Cependant, cette première quinzaine du mois d’août a été riche en événements qui ont chamboulé « le train-train » des rédactions et les ont mis sur le qui-vive. À l’échelle de la wilaya de Bouira et outre l’épizootie de la fièvre aphteuse, c’est le front social qui s’est mis en ébullition, prenant tout le monde de court. En effet, la contestation sociale est en Algérie « un marronnier », ce qui signifie dans le jargon journalistique « un sujet récurrent ». Le lecteur y a droit et servit à toutes les sauces, à partir du mois de septembre. Mais cette année, c’est la précocité de cette grogne sociale qui interpelle. Les routes fermées, les sièges des institutions encerclés, les pneus enflammés et autres manifestations de mécontentements sont en soi routiniers. Brève chronique d’une quinzaine houleuse.

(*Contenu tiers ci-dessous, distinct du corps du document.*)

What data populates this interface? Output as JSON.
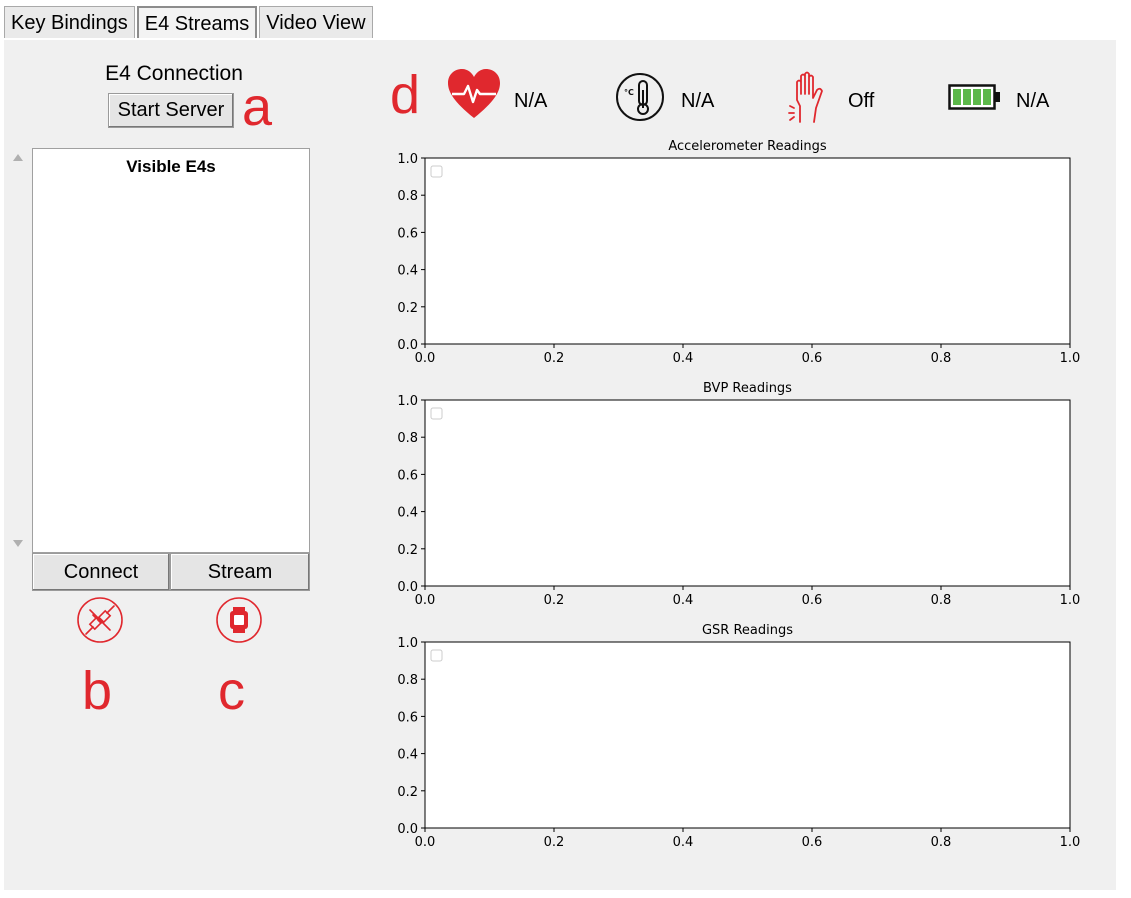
{
  "tabs": [
    {
      "label": "Key Bindings",
      "active": false
    },
    {
      "label": "E4 Streams",
      "active": true
    },
    {
      "label": "Video View",
      "active": false
    }
  ],
  "connection": {
    "title": "E4 Connection",
    "start_server_label": "Start Server",
    "list_title": "Visible E4s",
    "connect_label": "Connect",
    "stream_label": "Stream"
  },
  "annotations": {
    "a": "a",
    "b": "b",
    "c": "c",
    "d": "d"
  },
  "status": {
    "heart_rate": {
      "icon": "heart-icon",
      "value": "N/A"
    },
    "temperature": {
      "icon": "thermometer-icon",
      "value": "N/A"
    },
    "wrist": {
      "icon": "hand-icon",
      "value": "Off"
    },
    "battery": {
      "icon": "battery-icon",
      "value": "N/A"
    }
  },
  "colors": {
    "accent_red": "#e0282e",
    "battery_green": "#5cb84a",
    "panel_bg": "#f0f0f0"
  },
  "chart_data": [
    {
      "type": "line",
      "title": "Accelerometer Readings",
      "xlim": [
        0,
        1
      ],
      "ylim": [
        0,
        1
      ],
      "x_ticks": [
        "0.0",
        "0.2",
        "0.4",
        "0.6",
        "0.8",
        "1.0"
      ],
      "y_ticks": [
        "0.0",
        "0.2",
        "0.4",
        "0.6",
        "0.8",
        "1.0"
      ],
      "series": [],
      "legend": "top-left"
    },
    {
      "type": "line",
      "title": "BVP Readings",
      "xlim": [
        0,
        1
      ],
      "ylim": [
        0,
        1
      ],
      "x_ticks": [
        "0.0",
        "0.2",
        "0.4",
        "0.6",
        "0.8",
        "1.0"
      ],
      "y_ticks": [
        "0.0",
        "0.2",
        "0.4",
        "0.6",
        "0.8",
        "1.0"
      ],
      "series": [],
      "legend": "top-left"
    },
    {
      "type": "line",
      "title": "GSR Readings",
      "xlim": [
        0,
        1
      ],
      "ylim": [
        0,
        1
      ],
      "x_ticks": [
        "0.0",
        "0.2",
        "0.4",
        "0.6",
        "0.8",
        "1.0"
      ],
      "y_ticks": [
        "0.0",
        "0.2",
        "0.4",
        "0.6",
        "0.8",
        "1.0"
      ],
      "series": [],
      "legend": "top-left"
    }
  ]
}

L’eau « source » de mécontentement

 

Tout d’abord, il y a eu le problème de l’eau potable. Ce précieux liquide et sa rareté dans les robinets qui ne cesse de faire sortir les citoyens dans la rue. Il est source, sans jeu de mot aucun, d’un mécontentement généralisé. Les milliards engloutis afin de le faire parvenir aux foyers, conjugués aux défaillances des uns et des autres, exaspèrent au plus haut point les citoyens qui se voient restreindre l’accès à cette commodité vitale. Au début de ce mois en cours, les citoyens de plusieurs communes de la wilaya, à l’image de Haïzer, Bechloul et Lakhdaria ont fait montre de leur indignation vis-à-vis de cette situation, jugée grotesque. Ainsi, les habitants du chef-lieu de la commune de Haïzer avaient fermé la RN33 ainsi que le siège de l’ADE locale, dans le but de réclamer une meilleure distribution de « l’or bleu ». « L’eau n’arrive que rarement dans nos robinets et au moment de payer la facture, les agents de l’ADE n’hésitent pas à venir nous couper le compteur au moindre défaut de paiement. C’est un scandale », se sont indignés bon nombre de manifestants. Pour d’autres, la situation qui prévaut à Haïzer est « ridicule », car d’après les contestataires, le réseau d’AEP a fait,  récemment, l’objet d’une complète rénovation, mais les coupures se reproduisent toujours. «Pendant le mois de Ramadhan passé nous avons souffert le martyr ! Nous avons espéré une amélioration de notre alimentation en eau, mais rien ne se pointe à l’horizon pour nous soulager. C’est pour cela que nous avons décidé de manifester aujourd’hui », expliquera un citoyen de la même municipalité. Même topo du côté de Bechloul et Lakhdaria, où les citoyens avaient exprimé leur « ras-le-bol » face à ces coupures d’eau.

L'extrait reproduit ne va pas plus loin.